To practice in a way that sensitively integrates psychosocial concerns, a physician needs to have a solid knowledge base in the social and behavioral sciences (Cuff and Vanselow, 2004). This general knowledge base complements specific knowledge of self, patients, practice, and community. Self-knowledge entails an honest assessment of the physician's knowledge base, skills, and attitudes relevant to comprehensive care. Acknowledging limitations in dealing with psychosocial issues in primary care is vital and can serve as an impetus for further training and the development of collaborative relationships with other professionals. A responsible physician feigns neither knowledge nor empathy but relies on an interdisciplinary network of professional and community resources to complement personal limitations.

As Osler (1904) emphasized, knowing what kind of person has a disease is as important as knowing the disease.
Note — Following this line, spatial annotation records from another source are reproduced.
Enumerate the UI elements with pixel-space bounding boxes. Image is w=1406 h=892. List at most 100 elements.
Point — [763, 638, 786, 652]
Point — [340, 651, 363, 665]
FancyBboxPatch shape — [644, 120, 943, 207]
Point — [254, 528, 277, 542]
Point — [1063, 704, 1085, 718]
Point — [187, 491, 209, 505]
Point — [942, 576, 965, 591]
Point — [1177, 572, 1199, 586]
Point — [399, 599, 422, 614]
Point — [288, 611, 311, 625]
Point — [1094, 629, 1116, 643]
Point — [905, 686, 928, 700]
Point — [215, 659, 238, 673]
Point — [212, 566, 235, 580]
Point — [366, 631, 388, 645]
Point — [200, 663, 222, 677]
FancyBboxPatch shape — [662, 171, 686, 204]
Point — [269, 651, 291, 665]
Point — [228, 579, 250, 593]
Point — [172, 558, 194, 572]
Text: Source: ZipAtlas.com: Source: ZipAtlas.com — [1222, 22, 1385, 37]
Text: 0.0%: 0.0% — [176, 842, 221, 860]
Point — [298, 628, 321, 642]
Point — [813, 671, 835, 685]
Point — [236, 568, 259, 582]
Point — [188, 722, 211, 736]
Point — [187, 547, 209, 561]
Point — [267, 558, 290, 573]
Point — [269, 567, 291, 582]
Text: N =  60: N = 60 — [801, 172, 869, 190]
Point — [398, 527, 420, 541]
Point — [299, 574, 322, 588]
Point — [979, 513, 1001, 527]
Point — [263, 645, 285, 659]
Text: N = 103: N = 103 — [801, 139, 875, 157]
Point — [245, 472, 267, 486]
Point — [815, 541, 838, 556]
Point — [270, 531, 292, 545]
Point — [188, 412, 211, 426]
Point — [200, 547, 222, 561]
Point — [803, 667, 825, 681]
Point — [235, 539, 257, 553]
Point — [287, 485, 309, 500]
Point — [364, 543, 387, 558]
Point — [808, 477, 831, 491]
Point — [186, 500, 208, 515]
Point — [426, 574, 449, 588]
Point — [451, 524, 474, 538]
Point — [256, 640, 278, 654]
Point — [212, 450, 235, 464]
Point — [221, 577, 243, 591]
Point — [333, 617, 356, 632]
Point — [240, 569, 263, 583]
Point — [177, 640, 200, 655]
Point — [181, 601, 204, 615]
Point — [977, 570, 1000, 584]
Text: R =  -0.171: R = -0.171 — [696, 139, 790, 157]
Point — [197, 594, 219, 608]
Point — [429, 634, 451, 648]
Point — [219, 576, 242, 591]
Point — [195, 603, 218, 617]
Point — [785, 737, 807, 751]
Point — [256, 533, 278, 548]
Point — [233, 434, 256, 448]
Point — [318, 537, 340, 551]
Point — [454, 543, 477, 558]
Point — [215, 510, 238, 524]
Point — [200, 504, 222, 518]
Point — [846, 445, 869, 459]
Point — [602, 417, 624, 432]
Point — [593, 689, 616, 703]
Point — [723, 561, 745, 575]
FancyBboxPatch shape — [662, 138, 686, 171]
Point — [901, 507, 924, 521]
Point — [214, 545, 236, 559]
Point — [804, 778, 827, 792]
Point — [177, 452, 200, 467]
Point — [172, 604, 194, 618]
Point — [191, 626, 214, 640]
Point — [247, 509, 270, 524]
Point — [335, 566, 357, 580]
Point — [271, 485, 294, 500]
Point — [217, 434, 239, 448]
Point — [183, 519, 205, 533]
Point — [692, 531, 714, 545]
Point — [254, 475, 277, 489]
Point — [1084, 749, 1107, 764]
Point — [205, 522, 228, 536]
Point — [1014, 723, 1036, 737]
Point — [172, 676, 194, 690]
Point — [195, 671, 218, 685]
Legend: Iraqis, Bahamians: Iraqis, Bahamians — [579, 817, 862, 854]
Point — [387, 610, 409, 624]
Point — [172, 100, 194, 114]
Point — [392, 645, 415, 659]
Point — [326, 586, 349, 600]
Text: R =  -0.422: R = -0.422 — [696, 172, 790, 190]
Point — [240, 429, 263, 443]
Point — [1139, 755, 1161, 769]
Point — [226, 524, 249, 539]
Knowledge of each patient is requisite to the provision of sensitive psychosocial care, with attention to life stresses, coping, personality, and social resources. Furthermore, the physician needs to know details about the population he or she serves, including demographic, socioeconomic, cultural, and epidemiologic dimensions. Addressing psychosocial issues in a practice that serves an ethnically diverse, indigent population presents different challenges than addressing the needs of an affluent population from a familiar ethnic and cultural background. Understanding the practice also entails knowing the health care economics and current systems of care, which inevitably introduce challenges to comprehensive care.